The corona is not so uniform as the other parts, nor is it constituted exactly similar in all trees. It is placed between the pith and wood in all vegetables, forming a ring, whose outline is more or less regulated. The general circle is cellular, composed of blebs and vessels, like the bark and the rind, and is perfectly similar to them, only that at different distances oblong clusters of different vessels are placed amongst it. These clusters are usually eight or ten in number, and give origin to the angles of the corona. They are not uniform, or of one kind of vessels, as in the bark, but each has two distinct sorts, the exterior one answering to the blea, and the interior, to the wood of trees; and within each of these are disposed vessels not unlike those in the blea and wood, though often larger than they are found in those parts.
Thus each cluster is composed of all the essential parts of the succeeding branch, and the intermediate parts of the circle are absolutely bark and rind; they are ready to follow and clothe the cluster when it goes off in the form of a shoot, because it will then need their covering and defence, though in its present inclosed state it does not. It is from this construction, that a tree is ready at all times and in all parts to shoot out branches, and every branch in the same manner to send out others; for the whole trunk, and the branch in all its length, have this course of eight or ten clusters of essential vessels ready to be protruded out, and the proper and natural integuments as ready to cover them. In some trees, these parts are more evident, in others more obscurely arranged. Dr. Hill says, the bocconia, or parrot-wood of the West-Indies, and the greater celandine, are proper subjects for opening this great mystery of nature. On the corona and its clusters depend that property of vegetables, that they can be produced entire from every piece. These clusters follow the course of the other portions of the tree; they are therefore everywhere; they are always capable of growing, and their growth, even in a cutting of the smallest twig, cannot produce a leaf, or any other part of a vegetable alone, but must afford the whole; for they are complete bodies, and the whole is there waiting only for the opportunity of extension, by obtaining sufficient nourishment. For the knowledge we have of this part we are altogether indebted to Dr. Hill. It remains for future observers to confirm, or disprove his observations.
OF THE PITH.
The pith is found in the center of every young shoot of a tree; it is large in some, less in others, but present in all. It is placed close within the corona.

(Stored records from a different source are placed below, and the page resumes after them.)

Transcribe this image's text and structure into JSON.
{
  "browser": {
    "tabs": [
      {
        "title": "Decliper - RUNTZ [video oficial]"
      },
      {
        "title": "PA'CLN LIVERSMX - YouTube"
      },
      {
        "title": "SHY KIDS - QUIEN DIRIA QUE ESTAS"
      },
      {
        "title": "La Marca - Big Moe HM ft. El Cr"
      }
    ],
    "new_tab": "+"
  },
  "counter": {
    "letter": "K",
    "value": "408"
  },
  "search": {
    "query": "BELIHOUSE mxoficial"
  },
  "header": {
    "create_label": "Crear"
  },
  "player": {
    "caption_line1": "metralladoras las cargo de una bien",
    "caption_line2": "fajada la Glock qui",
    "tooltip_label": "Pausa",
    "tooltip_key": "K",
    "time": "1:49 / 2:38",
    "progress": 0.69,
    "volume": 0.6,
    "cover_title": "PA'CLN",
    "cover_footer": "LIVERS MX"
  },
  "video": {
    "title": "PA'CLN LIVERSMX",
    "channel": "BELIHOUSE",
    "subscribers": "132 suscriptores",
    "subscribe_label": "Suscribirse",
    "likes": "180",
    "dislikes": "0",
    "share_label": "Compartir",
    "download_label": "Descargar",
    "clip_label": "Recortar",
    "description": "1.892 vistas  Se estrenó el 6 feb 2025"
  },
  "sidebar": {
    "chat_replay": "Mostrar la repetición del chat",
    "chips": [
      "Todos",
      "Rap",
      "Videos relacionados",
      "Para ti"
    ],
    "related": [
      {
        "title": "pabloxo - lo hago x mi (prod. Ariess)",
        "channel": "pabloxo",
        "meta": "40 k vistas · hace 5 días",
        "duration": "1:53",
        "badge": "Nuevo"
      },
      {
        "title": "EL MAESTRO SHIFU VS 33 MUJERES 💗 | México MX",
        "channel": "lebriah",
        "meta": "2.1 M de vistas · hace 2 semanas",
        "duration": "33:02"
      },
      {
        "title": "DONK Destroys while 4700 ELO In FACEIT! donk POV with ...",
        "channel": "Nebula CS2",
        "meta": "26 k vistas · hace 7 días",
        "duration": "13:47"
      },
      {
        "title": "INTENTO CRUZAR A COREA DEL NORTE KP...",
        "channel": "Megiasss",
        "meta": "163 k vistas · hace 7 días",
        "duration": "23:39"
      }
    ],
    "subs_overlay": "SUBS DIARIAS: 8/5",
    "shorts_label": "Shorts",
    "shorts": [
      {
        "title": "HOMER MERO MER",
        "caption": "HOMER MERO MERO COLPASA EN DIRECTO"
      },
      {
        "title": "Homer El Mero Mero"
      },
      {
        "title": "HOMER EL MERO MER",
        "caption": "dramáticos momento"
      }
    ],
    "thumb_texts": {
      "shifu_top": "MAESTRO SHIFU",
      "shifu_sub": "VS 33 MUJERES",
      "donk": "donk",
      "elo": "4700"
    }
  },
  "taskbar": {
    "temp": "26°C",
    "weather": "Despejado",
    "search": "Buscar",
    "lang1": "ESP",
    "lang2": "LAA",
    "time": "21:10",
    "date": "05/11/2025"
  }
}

It seems to be nothing more than a congeries of the cellular tissue; it is generally found near the center of the tree, inclosed as it were within a tube; in general, the cells of the pith are larger than those of the cellular tissue, with which, according to Du Hamel, it communicates. For the rays which extend from the pith to the bark are, in his opinion, produced from it. Thus, though it may differ in name from the parenchymatous parts of the bark, and the radial insertions in the wood, yet it is of the same nature and texture, and is continuous with them; so that, according to this idea, the skin, the parenchyma, the insertions, and the pith, are all one piece of work, filled up in divers manners with the vessels.
The bark and the wood grow thicker every year, while the pith, on the contrary, grows more slender, so that in a branch of one year it is of a larger size than it is in the same branch when two years old, and so on. In very young branches, while in an herbaceous state, the pith forms the greatest part of its substance; but when the fibres are stronger, the pith becomes less succulent, and surrounded with a tube of wood; when the branch has arrived to a certain age, it is so compressed as to be almost annihilated. In examining different branches that proceed from others in their first state, a small communication between the pith of the one and the other will be found; but this communication is generally entirely closed up in the second or third year.[138] The cells of which the pith is formed are at first entirely one connected body; but as the plant grows up, it is often so broken and ruptured, as to remain no longer a continuous substance.
[138] Du Hamel Physique des Arbres, tom. 1, p. 38.
This, as well as many other particulars in the history of the pith, corroborates the opinion of Dr. Hill,[139] who thinks it is formed for the purpose of moistening the clusters of the corona, and regulating its extension; it has been supposed coeval with, or primordial to all the other parts, but he thinks it is postnate, and comes after them in the order of time, as well as in its uses; that exhaled air gives origin to its blebs, and the thickness of the juices cloathing the bubble, gives it form and substance. The first season is the time of its greatest use, and it immediately after begins to decay.
[139] Hill’s Construction of Timber, p. 66.
The pith has in general been represented as much more complex than it really is. It consists of a range of bladders lying one over the other. The membrane is simple, the outline single; but as it is very difficult to procure it in this simple state, it is often seen and represented under a variety of irregular, though pleasing forms, which are occasioned by the intersections of the outlines of the blebs, as seen one over another.